Considerations for Changing Your Identity Source - AWS Single Sign-On

Considerations for Changing Your Identity Source

Before you proceed with the steps in Change Your Identity Source, we recommend that you first review the following important information. This information can help you understand how the process of switching your identity source might affect your current deployment.

Changing Between AWS SSO and Active Directory

Whether you switch from Microsoft AD to AWS SSO or from AWS SSO to Microsoft AD, the conversion deletes all users, groups, and assignments (entitlements). If you switch to AWS SSO, you must create your users, groups, and entitlements. If you switch to Microsoft AD, you must create entitlements with the users and groups that are in your Microsoft AD.

Changing Between AWS SSO and an External Identity Provider

If you switch to an external IdP, AWS SSO preserves all entitlements you had. The user and group entitlements will work if the AWS SSO user names and groups match those that you have in the external IdP. Any unmatched users and groups are unusable. If you switch from an external IdP to AWS SSO, AWS SSO preserves all users, groups, and entitlements. If any of the users previously had passwords in AWS SSO, then those users can continue signing in with their old passwords. The administrator must force a password reset for users that came from the external IdP and that did not previously exist in AWS SSO.

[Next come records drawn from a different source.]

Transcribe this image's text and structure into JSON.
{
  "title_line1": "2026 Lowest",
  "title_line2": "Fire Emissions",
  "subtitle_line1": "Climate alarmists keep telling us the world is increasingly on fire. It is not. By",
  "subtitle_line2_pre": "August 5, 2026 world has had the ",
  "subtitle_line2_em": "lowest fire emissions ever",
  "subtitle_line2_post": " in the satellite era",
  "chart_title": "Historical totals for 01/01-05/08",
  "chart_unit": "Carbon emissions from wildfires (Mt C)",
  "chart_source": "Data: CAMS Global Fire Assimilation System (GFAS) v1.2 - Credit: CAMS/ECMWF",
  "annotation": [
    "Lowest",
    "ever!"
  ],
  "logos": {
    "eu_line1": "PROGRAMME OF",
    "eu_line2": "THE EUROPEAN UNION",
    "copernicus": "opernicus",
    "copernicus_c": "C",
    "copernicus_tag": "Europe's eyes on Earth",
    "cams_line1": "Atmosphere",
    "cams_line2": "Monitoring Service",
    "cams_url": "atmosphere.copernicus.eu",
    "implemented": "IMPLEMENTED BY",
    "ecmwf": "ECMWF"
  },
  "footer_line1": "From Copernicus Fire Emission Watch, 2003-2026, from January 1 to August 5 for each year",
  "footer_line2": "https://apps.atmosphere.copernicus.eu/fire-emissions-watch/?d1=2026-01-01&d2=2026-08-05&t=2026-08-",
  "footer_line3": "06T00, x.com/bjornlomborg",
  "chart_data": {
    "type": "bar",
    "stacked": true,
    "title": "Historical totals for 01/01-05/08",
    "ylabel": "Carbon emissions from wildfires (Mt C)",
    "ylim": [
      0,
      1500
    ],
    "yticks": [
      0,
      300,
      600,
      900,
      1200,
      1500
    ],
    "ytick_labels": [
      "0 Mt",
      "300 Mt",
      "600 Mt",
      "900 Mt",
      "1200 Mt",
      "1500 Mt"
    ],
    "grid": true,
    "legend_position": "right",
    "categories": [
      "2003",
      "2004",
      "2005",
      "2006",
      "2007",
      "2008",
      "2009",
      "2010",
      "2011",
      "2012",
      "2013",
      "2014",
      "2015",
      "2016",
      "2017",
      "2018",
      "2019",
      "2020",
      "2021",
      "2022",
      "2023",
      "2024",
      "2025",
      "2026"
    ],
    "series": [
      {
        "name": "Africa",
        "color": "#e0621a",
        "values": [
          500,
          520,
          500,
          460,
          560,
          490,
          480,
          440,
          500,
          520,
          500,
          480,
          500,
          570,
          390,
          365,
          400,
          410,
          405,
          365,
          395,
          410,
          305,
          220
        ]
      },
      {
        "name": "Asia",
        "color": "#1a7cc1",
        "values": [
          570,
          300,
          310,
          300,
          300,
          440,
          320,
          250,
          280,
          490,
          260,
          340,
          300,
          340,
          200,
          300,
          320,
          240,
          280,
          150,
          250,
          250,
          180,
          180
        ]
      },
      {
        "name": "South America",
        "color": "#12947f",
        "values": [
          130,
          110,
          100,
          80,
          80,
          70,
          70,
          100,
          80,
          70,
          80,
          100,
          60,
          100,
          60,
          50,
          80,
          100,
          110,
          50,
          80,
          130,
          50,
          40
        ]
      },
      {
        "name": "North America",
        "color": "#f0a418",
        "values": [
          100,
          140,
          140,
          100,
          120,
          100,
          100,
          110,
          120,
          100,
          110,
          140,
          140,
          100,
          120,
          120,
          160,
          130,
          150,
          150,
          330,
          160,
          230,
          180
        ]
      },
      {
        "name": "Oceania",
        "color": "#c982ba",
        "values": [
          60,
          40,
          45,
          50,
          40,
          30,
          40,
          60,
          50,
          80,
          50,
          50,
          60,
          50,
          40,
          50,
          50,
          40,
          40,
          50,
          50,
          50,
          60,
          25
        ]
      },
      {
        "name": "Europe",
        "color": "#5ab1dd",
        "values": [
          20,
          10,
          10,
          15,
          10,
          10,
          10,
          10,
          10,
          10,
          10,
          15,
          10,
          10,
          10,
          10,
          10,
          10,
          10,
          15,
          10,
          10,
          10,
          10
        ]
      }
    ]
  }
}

Changing Between Microsoft AD and an External Identity Provider

Whether you switch from an external IdP to Microsoft AD, or from Microsoft AD to an external IdP, the conversion deletes all users, groups, and entitlements in AWS SSO. No user or group information is affected in either the external IdP or Microsoft AD. If you switch to an external IdP, you must configure AWS SSO to provision your users. Or you must manually provision your external IdP users and groups before you can configure entitlements. If you switch to Microsoft AD, you must create entitlements with the users and groups that are in your Microsoft AD.